Nata come foto di moda l’immagine esula dai limiti del mandato commerciale e coglie nell'istante stesso dello scatto la quintessenza di un moto verso la vita.Traspare immediatamente l’ebrezza leggera della libertà nella corsa della donna attraverso l’arido deserto, nel gioco e nelle risa dei bambini sullo sfondo. L’insostenibile leggerezza dell’essere al centro della fotografia, essa in primis arte dell’istante, dell’effimero e del transitorio fissato come impronta di luce sulla pellicola in negativo: istantanea traccia sul fluire indeterminato del vivente.   
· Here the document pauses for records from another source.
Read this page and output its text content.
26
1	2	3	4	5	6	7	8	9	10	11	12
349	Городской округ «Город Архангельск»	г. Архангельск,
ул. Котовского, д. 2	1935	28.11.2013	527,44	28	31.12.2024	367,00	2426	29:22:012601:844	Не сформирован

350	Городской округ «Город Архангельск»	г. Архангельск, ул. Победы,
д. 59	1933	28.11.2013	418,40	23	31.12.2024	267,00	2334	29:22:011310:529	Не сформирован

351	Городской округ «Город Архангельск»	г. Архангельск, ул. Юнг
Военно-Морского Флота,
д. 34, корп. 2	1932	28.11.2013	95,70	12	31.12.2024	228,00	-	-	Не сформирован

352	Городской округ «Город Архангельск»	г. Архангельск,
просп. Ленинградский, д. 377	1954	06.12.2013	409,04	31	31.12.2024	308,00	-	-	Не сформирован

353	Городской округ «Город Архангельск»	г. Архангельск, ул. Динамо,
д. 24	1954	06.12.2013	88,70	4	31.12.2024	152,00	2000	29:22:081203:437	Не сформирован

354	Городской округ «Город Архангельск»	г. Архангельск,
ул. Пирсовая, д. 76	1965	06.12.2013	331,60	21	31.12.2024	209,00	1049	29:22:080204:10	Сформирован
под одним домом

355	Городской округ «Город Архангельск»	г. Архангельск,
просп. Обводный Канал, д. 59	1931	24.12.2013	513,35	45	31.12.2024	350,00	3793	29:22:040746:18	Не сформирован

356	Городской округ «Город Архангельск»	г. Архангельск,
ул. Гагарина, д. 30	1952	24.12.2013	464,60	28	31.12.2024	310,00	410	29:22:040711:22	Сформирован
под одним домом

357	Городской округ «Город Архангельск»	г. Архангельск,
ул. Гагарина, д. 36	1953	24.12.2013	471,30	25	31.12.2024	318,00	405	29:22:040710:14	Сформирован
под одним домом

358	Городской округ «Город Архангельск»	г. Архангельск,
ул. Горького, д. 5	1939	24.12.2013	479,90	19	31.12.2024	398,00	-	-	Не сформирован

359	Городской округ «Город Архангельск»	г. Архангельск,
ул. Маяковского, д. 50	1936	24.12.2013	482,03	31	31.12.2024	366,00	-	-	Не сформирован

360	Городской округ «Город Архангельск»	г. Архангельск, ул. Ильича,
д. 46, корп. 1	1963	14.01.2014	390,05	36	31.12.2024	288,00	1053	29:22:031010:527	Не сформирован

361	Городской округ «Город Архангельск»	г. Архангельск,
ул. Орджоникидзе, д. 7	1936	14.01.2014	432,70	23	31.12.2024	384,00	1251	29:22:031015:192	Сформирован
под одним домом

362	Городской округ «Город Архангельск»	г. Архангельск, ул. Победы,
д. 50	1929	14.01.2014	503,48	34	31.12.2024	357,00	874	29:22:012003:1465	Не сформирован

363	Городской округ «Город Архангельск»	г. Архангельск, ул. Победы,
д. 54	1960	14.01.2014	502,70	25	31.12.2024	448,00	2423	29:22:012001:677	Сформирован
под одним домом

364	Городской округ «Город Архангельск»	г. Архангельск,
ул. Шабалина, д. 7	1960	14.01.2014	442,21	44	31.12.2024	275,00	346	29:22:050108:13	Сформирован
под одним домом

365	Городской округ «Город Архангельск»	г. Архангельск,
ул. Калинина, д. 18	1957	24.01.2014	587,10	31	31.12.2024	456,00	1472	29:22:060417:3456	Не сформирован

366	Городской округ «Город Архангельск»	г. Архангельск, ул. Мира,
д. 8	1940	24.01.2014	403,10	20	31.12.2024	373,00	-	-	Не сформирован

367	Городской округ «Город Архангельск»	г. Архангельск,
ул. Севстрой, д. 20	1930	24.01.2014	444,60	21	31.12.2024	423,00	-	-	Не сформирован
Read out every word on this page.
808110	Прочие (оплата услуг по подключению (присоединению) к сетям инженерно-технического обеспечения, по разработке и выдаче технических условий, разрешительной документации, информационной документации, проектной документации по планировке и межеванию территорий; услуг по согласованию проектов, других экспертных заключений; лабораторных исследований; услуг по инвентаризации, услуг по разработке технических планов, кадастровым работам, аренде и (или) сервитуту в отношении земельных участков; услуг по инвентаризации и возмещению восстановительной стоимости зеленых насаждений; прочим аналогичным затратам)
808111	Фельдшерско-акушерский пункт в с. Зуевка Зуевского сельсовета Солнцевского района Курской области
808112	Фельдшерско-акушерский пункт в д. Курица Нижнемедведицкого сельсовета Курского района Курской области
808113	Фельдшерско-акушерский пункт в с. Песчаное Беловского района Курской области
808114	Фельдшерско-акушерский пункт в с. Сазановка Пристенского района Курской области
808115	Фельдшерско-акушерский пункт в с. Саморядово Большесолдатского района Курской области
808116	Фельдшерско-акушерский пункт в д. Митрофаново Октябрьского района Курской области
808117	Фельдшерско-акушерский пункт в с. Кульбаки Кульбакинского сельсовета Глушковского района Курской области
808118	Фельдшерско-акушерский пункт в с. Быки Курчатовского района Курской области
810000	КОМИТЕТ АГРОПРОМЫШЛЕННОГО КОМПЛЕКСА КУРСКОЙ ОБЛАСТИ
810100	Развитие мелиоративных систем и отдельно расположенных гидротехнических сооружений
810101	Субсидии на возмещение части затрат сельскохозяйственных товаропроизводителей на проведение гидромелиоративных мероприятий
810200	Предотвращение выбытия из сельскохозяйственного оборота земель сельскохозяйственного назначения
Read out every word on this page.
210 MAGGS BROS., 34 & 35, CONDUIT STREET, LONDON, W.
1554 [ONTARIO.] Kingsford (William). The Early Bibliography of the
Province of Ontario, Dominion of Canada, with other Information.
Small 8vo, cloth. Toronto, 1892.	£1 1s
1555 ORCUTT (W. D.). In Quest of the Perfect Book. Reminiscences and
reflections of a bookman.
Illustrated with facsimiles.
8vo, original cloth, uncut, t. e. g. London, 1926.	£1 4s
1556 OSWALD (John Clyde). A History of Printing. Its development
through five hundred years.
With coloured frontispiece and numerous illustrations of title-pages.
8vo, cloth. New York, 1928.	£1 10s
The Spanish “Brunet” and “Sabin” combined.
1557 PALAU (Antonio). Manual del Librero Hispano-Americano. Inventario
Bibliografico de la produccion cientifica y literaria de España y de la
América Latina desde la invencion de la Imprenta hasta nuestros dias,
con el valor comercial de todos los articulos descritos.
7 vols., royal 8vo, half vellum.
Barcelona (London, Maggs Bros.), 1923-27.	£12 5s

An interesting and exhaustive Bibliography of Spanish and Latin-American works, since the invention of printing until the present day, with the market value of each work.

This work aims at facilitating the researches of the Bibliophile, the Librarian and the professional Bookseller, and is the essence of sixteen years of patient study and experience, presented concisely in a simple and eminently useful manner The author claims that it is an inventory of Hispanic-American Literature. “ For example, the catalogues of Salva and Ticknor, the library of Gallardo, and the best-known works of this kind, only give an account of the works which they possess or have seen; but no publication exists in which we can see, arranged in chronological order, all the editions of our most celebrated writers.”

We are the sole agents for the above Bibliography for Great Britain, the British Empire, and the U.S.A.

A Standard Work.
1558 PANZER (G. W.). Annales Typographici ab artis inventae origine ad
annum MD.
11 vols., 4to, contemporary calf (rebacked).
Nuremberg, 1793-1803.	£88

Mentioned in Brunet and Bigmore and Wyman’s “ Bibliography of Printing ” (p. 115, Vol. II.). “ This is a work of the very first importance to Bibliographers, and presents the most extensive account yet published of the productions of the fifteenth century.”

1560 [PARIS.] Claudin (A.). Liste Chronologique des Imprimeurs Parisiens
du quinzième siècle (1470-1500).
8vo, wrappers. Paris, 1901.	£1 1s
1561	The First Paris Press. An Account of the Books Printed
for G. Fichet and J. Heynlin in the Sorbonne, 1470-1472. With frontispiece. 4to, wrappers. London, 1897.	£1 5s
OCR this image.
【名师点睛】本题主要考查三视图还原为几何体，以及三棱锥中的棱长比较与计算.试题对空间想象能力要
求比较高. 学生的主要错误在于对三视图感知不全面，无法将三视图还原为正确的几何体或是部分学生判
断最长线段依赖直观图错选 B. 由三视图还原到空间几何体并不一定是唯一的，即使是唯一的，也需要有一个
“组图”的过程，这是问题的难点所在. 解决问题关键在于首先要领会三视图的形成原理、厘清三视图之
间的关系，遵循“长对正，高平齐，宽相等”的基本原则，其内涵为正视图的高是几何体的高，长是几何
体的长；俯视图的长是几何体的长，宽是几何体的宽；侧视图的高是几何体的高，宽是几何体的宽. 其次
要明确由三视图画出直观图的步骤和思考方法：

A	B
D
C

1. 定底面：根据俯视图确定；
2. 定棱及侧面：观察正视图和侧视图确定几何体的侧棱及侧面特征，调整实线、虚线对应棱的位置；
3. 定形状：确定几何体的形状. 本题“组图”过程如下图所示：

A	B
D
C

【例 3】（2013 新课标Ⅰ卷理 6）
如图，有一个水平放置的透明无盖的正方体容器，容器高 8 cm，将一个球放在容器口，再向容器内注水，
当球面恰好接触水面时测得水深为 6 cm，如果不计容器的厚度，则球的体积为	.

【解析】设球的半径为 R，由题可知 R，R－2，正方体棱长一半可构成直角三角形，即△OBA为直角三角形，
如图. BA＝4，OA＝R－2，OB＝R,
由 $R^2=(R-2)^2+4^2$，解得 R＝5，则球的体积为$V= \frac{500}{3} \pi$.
La giovane donna  in tayeur bianco aperto a v avanza nella corsa in sospensione aerea quasi sollevando i piedi calzati da saldali e a metà immersi  ancora nella sabbia del deserto egiziano.  Nel salto gioioso e leggero celebra la bellezza dell’istante sradicando i piedi dalle sabbie immote del deserto accompagnata dalla grazia di questi bambini egiziani forse del vicino villaggio. Il movimento traspare sullo sfondo del deserto, delle rocce e dei rilievi,  contro il villaggio visto a distanza, sulla povertà che trapela tra le linee, sullo sfondo  dei promontori, delle case di terra dissecata e della sabbia arida del deserto. 





[i] Tutte le citazioni sono tratte dal catalogo della mostra, “Ferdinando Scianna, viaggio, racconto, memoria” a cura dei Musei  San Domenico di Forlì, 2018.